Lachy and I made our presence known.

‘I'm goin' to tie him to the end of the rope when I get him, and jiggle him up and down the chimney,' Padruig panted as he passed us at a vengeful trot.

‘I believe he means it, too,' laughed Lachy.

By what means Padruig eventually completed the chimney sweeping I have no idea, for I had to be on my way, but when I returned later that afternoon a sinuous column of blue smoke was ascending serenely from the chimney, and the satisfying fragrance of burning peat fingered warmly in the chill air. I caught sight of Euan, who, with many furtive glances at the house, was shooing his duck and drake towards their evening quarters in the cow byre.

‘He Breeah!' called.

With a guilty start he whisked round to return my greeting. He looked very chastened—and very black!

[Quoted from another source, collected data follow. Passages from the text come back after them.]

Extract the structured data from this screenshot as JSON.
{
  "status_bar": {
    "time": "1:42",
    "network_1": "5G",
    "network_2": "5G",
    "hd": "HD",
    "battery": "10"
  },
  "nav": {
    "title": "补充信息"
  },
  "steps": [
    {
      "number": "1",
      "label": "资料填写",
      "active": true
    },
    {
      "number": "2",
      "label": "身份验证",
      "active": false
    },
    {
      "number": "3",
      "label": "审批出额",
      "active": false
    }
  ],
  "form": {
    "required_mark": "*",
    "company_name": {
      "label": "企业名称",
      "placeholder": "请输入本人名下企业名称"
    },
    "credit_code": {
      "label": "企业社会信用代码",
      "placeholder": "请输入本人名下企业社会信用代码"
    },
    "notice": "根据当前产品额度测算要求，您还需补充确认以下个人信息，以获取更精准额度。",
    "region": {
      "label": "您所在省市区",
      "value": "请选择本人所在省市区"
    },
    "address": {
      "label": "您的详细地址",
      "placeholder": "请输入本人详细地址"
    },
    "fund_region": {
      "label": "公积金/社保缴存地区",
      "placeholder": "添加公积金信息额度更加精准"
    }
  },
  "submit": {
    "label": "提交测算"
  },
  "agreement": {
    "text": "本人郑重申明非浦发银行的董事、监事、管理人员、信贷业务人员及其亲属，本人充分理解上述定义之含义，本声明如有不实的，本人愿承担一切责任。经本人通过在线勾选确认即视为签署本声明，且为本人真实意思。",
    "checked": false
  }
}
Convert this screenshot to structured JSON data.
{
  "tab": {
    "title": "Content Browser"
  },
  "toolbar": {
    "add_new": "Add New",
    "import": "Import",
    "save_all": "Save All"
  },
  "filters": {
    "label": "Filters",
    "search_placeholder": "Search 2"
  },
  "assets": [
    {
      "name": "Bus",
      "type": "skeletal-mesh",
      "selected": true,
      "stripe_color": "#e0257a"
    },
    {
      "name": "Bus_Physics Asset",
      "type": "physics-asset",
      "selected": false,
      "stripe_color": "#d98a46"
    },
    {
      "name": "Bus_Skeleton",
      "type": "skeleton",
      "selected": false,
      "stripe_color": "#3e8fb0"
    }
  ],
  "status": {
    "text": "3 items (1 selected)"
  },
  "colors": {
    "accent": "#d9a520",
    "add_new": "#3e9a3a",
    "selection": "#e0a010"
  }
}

It was about a month or so later when I met Euan again. He was staying alone in the house, Padruig having gone to spend a holiday with his newly married sister on the other side of the Island.

‘Well, and how are your ducks?' I asked him, after I had made the necessary enquiries as to his brother's health.

‘Bugger died on me,' he replied despondently.

I was suitably astonished. ‘When was that?' I asked.

‘Soon,' he answered with a lachrymose nod.

I wanted to commiserate but was at a loss to know which tense to commiserate in.